Le petit homme maigre faisait allusion à l’événément suivant.

Le 13 août 1841, étant à la hauteur de l’île Sandy-Hook dans l’état du New-Jersey il avait vu un individu portant le costume des détenus du pénitencier de Sing-Sing, se jeter à la nage et se diriger vers la terre ferme. Le nageur ayant aperçu un gardien sur la rive changea de direction, mais le gardien avait reconnu le prisonnier. Aussitôt il sauta dans une chaloupe et se mit à sa poursuite. Alors commença sur la rivière une chasse à l’homme. Le prisonnier luttant pour sa liberté nageait avec une rapidité étonnante ; le constable dans l’espoir d’une récompense faisait tous ses efforts pour s’emparer de l’évadé. Le forçat commençait à perdre ses forces, et le gardien l’atteignait, mais au moment où il allait le saisir pas ses vêtements, une balle lancée par un homme qui doublait la pointe de Sandy Hook, en canot, le coucha dans son embarcation et en même temps l’inconnu, qui montait le canot, saisit le détenu, à bout de forces, le hissa dans son esquif et fit force de rames vers un formidable quatre-mats qui se balançait au large.

Le détenu déclara qu’il avait fait une tentative désespérée pour s’évader de Sing-Sing où il était enfermé pour la vie et raconta ainsi ses aventures.

Il s’appelait John O’Connors. Commis dans une banque de la rue Wall à New-York, il nourrissait depuis longtemps l’idée de vider la caisse et de lever le pied. Un jour, se trouvant seul avec un autre employé dans la banque, il ouvrit le coffre-fort et mit des valeurs dans ses poches. Sur le point de s’élancer dans la rue son compagnon eut connaissance du vol et se précipita pour arrêter le voleur. Ce dernier sortant un pistolet lui fit sauter la cervelle. On accourut au bruit de la détonation et O’Connors, trouvé un pistolet encore fumant à la main, et des valeurs sur lui, fut arrêté. Sa victime fut relevée agonisant. On fit le procès de l’employé meurtrier, qui fut condamné à mort. Mais ayant fait casser le premier jugement, il fut condamné à aller terminer sa vie à Sing-Sing.
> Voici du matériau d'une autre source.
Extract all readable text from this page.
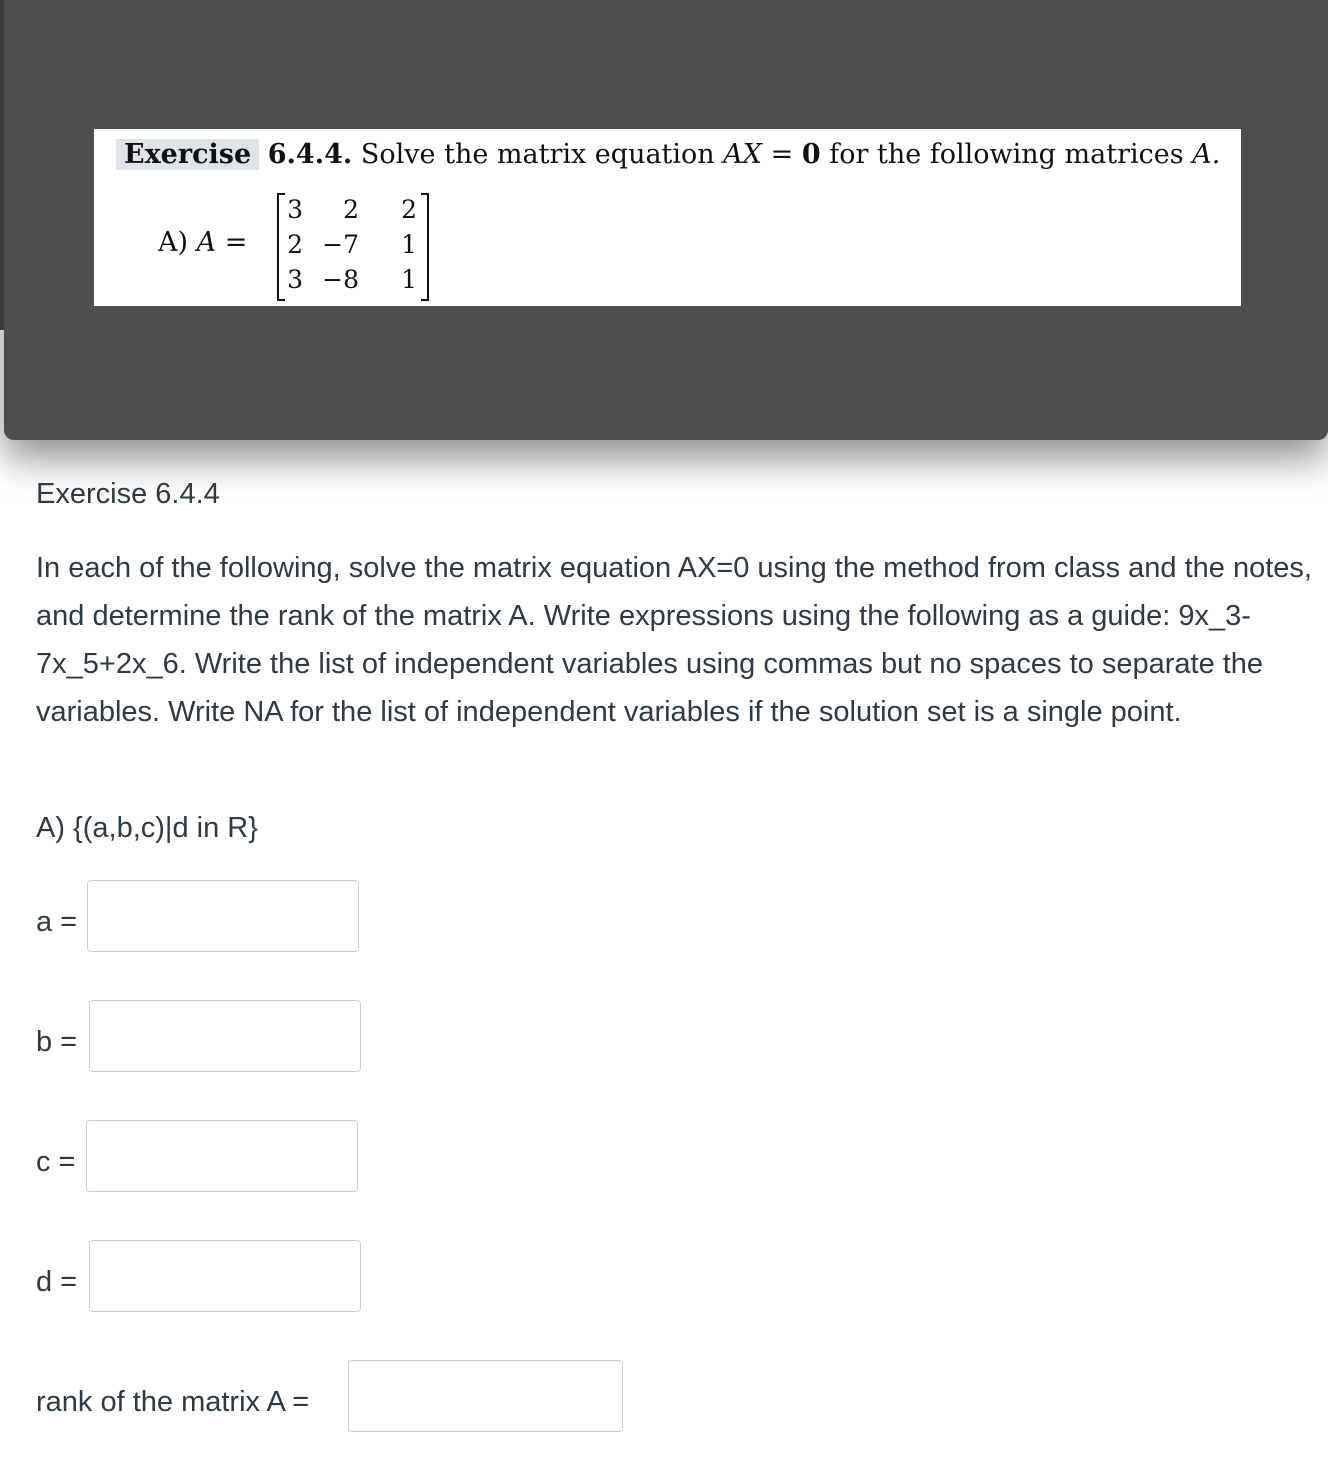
Exercise 6.4.4. Solve the matrix equation AX = 0 for the following matrices A.
A) A =
3	2	2
2 −7	1
3 −8	1

Exercise 6.4.4

In each of the following, solve the matrix equation AX=0 using the method from class and the notes, and determine the rank of the matrix A. Write expressions using the following as a guide: 9x_3-7x_5+2x_6. Write the list of independent variables using commas but no spaces to separate the variables. Write NA for the list of independent variables if the solution set is a single point.

A) {(a,b,c)|d in R}
a =
b =
c =
d =
rank of the matrix A =
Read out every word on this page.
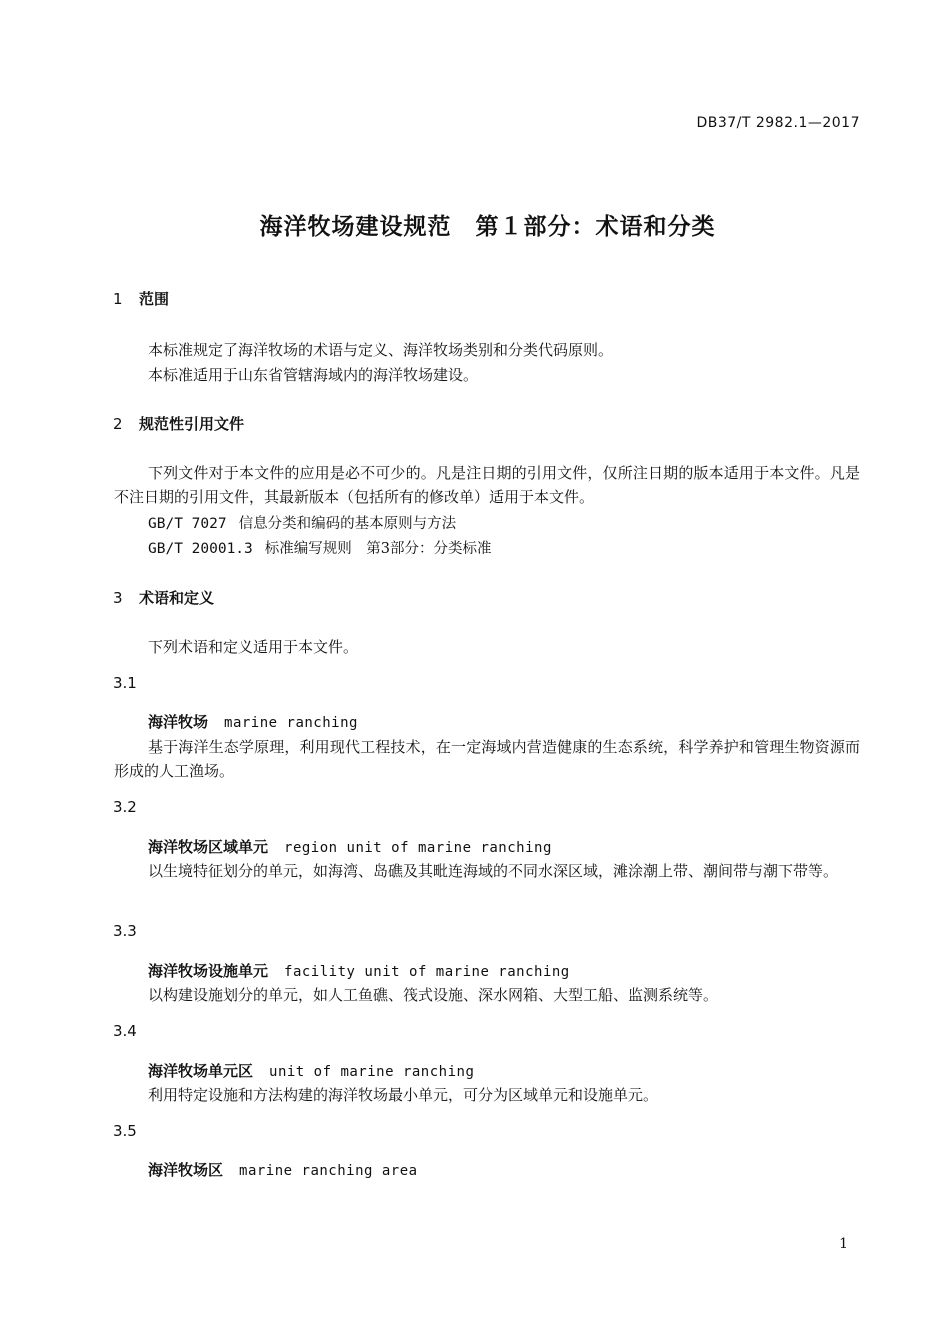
DB37/T 2982.1—2017
海洋牧场建设规范　第１部分：术语和分类
1 范围
本标准规定了海洋牧场的术语与定义、海洋牧场类别和分类代码原则。
本标准适用于山东省管辖海域内的海洋牧场建设。
2 规范性引用文件
下列文件对于本文件的应用是必不可少的。凡是注日期的引用文件，仅所注日期的版本适用于本文件。凡是不注日期的引用文件，其最新版本（包括所有的修改单）适用于本文件。
GB/T 7027 信息分类和编码的基本原则与方法
GB/T 20001.3 标准编写规则　第3部分：分类标准
3 术语和定义
下列术语和定义适用于本文件。
3.1
海洋牧场 marine ranching
基于海洋生态学原理，利用现代工程技术，在一定海域内营造健康的生态系统，科学养护和管理生物资源而形成的人工渔场。
3.2
海洋牧场区域单元 region unit of marine ranching
以生境特征划分的单元，如海湾、岛礁及其毗连海域的不同水深区域，滩涂潮上带、潮间带与潮下带等。
3.3
海洋牧场设施单元 facility unit of marine ranching
以构建设施划分的单元，如人工鱼礁、筏式设施、深水网箱、大型工船、监测系统等。
3.4
海洋牧场单元区 unit of marine ranching
利用特定设施和方法构建的海洋牧场最小单元，可分为区域单元和设施单元。
3.5
海洋牧场区 marine ranching area
1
Il y était depuis deux ans quand il fut délivré par Buscapié, alias de Topez. Depuis ce jour John O’Connors devint Jos Matson et vécut sur le navire de son sauveur le Solitaire menant la vie de pirate.

Le petit homme maigre avait rencontré dans O’Connors un homme de taille à seconder ses hardis projets.

Maintenant que nous connaissons l’histoire de ce nouveau personnage retournons dans la chambre du No 38 rue Sanguinet. Nous apprendrons plus tard celle de Buscapié.

Le petit homme avait prononcé ses dernières phrases dans un état voisin de la colère.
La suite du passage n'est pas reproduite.